Après avoir endormi le Québec entier avec le poncif politiquement correct Canada, une histoire populaire, la CBC va nous assommer avec un autre de ces docudrames conçus, pensés et fabriqués pour l'auditoire anglophone, The Great War, une nouvelle série historique destinée à mousser le nationalisme canadian. Comme d'habitude quand il s'agit d'une opération de propagande de grande envergure, le service auxiliaire francophone de la CBC, la SRC, est embrigadée pour diffuser la version française. Unité nationale oblige.
[->1411]On apprenait dans Le Devoir qu'on allait y réinventer un personnage historique, Talbot Mercer Papineau (prononcez à l'anglaise). Et l'arrière-petit-fils de Louis-Joseph Papineau sera interprété par le fils de Pierre Elliott Trudeau, Justin Trudeau.
Le Canada anglais est un pays à la recherche de héros. On fouille vraiment tous les fonds de poubelles de l'histoire pour en trouver. Le fait qu'on agite ce guignol prétentieux et insignifiant qu'était Talbot Mercer Papineau (1883-1917) en est bien la démonstration. La manoeuvre des propagandistes canadians a quelque chose de pathétique.
Un opportuniste
La vérité historique est que le «héros canadien français» de la série, Talbot Mercer Papineau, était un opportuniste anglo-protestant d'origine américaine qui espérait utiliser son patronyme célèbre pour faire une carrière politique à Ottawa. Voilà ce que dit de lui sa biographe Sandra Gwyn : «Arrière-petit-fils de Louis-Joseph Papineau, Talbot Mercer Papineau, bien qu'il ait porté l'un des noms les plus illustres du Québec, était d'ascendance en grande partie américaine et il fut élevé surtout en anglais.» Sa mère, Caroline Rogers, était issue d'une grande famille de Philadelphie. Talbot Papineau fréquenta le Montreal High School, McGill et Oxford.
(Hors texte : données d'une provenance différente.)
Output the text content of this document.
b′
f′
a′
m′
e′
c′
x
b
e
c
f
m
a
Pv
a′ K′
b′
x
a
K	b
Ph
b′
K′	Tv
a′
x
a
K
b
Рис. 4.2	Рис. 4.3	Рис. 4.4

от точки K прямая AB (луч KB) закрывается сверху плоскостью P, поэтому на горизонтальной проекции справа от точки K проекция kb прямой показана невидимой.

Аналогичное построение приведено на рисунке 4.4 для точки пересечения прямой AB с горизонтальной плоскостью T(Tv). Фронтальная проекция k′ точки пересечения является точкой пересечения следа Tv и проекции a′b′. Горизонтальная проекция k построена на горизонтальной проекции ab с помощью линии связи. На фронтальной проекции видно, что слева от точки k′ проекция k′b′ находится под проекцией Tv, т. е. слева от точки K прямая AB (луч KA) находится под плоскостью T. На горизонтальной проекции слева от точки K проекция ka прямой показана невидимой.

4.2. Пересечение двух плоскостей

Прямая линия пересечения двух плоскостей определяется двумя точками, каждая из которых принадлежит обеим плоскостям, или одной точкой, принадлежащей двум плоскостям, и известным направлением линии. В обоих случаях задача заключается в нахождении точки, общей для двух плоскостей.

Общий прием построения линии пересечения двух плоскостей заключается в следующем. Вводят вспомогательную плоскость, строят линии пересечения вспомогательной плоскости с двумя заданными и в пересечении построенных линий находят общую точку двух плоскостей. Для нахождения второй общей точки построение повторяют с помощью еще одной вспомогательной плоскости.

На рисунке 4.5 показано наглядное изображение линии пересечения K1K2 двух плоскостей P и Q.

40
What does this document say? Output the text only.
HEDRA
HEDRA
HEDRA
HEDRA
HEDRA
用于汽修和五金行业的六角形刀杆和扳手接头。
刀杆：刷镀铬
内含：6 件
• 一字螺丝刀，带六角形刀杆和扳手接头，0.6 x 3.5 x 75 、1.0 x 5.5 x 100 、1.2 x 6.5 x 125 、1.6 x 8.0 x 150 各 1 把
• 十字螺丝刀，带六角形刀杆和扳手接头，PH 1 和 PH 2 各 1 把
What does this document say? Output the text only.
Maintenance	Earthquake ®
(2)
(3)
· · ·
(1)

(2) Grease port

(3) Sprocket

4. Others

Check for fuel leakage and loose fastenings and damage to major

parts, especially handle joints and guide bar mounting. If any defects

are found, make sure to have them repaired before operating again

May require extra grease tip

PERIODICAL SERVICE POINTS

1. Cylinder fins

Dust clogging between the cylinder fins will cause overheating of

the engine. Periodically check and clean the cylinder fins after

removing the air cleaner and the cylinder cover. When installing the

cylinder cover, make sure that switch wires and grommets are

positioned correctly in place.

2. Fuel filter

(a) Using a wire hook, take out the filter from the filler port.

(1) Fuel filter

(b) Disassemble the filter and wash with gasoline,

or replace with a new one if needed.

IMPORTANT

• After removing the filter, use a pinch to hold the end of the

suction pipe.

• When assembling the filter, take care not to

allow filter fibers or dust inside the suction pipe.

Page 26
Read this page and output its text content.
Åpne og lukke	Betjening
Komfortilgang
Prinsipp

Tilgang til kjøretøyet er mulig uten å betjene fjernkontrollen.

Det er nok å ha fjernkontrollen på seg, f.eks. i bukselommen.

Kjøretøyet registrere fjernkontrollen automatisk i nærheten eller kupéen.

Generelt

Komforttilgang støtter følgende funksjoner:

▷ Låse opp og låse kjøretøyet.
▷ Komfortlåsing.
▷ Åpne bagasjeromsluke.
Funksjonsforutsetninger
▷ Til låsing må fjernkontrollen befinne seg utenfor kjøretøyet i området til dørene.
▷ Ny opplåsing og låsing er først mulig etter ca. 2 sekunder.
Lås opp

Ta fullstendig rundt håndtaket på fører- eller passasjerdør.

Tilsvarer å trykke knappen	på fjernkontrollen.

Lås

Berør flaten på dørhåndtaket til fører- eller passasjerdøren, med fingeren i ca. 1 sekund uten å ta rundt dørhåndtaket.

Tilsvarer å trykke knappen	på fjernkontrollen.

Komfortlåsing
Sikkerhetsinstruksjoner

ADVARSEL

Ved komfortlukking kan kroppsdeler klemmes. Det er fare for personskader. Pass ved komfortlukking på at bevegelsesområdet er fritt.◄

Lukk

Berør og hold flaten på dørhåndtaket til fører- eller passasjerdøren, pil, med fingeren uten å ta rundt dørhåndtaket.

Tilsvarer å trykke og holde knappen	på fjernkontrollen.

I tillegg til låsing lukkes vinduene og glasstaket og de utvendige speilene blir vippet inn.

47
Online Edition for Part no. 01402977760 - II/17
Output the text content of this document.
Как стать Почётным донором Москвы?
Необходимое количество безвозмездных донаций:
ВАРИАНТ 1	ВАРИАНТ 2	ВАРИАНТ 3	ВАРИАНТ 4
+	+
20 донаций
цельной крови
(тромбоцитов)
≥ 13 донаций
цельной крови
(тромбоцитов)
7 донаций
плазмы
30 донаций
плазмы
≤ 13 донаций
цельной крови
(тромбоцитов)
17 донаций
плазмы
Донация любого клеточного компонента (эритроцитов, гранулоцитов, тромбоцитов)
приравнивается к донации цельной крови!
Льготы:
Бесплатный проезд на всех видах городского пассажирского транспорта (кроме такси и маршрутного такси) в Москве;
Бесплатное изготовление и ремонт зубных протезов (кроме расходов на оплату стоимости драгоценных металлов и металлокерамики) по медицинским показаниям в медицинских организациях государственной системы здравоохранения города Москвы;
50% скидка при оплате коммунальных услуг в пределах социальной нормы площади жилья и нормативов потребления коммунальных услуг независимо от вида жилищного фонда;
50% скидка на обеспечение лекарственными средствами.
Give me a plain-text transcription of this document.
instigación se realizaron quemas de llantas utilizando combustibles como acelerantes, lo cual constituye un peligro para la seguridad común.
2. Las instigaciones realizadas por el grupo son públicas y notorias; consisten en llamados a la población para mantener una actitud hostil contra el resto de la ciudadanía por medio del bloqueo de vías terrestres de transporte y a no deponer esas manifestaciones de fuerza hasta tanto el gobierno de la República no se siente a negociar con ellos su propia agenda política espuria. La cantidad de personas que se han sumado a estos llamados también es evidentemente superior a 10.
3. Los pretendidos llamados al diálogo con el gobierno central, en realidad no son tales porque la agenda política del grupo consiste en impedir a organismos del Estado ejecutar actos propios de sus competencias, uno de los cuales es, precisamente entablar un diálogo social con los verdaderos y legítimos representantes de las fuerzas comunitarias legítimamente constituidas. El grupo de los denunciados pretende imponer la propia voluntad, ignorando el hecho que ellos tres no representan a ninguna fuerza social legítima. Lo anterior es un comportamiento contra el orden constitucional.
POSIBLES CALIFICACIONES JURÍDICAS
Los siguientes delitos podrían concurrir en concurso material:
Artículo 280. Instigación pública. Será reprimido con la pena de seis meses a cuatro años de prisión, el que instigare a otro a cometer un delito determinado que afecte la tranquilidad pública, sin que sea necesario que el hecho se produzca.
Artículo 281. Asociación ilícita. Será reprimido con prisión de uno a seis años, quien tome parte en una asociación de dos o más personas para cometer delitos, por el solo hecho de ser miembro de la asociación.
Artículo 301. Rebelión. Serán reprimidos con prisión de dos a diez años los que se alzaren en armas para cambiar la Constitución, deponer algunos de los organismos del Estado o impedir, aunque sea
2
Dès le début des hostilités, Talbot s'enrôle dans le Princess Patricia's Canadian Light Infantry. Sandra Gwyn explique que c'est le pari éclairé d'un carriériste : «Même s'il n'avait jamais appartenu à la milice, il savait que de bons états de service favoriseraient son avenir politique.» Après avoir participé à quelques batailles, Papineau, par ses relations, se fait affecter aux services de propagande de l'armée. Pendant que d'autres meurent, il rédige des communiqués exaltants.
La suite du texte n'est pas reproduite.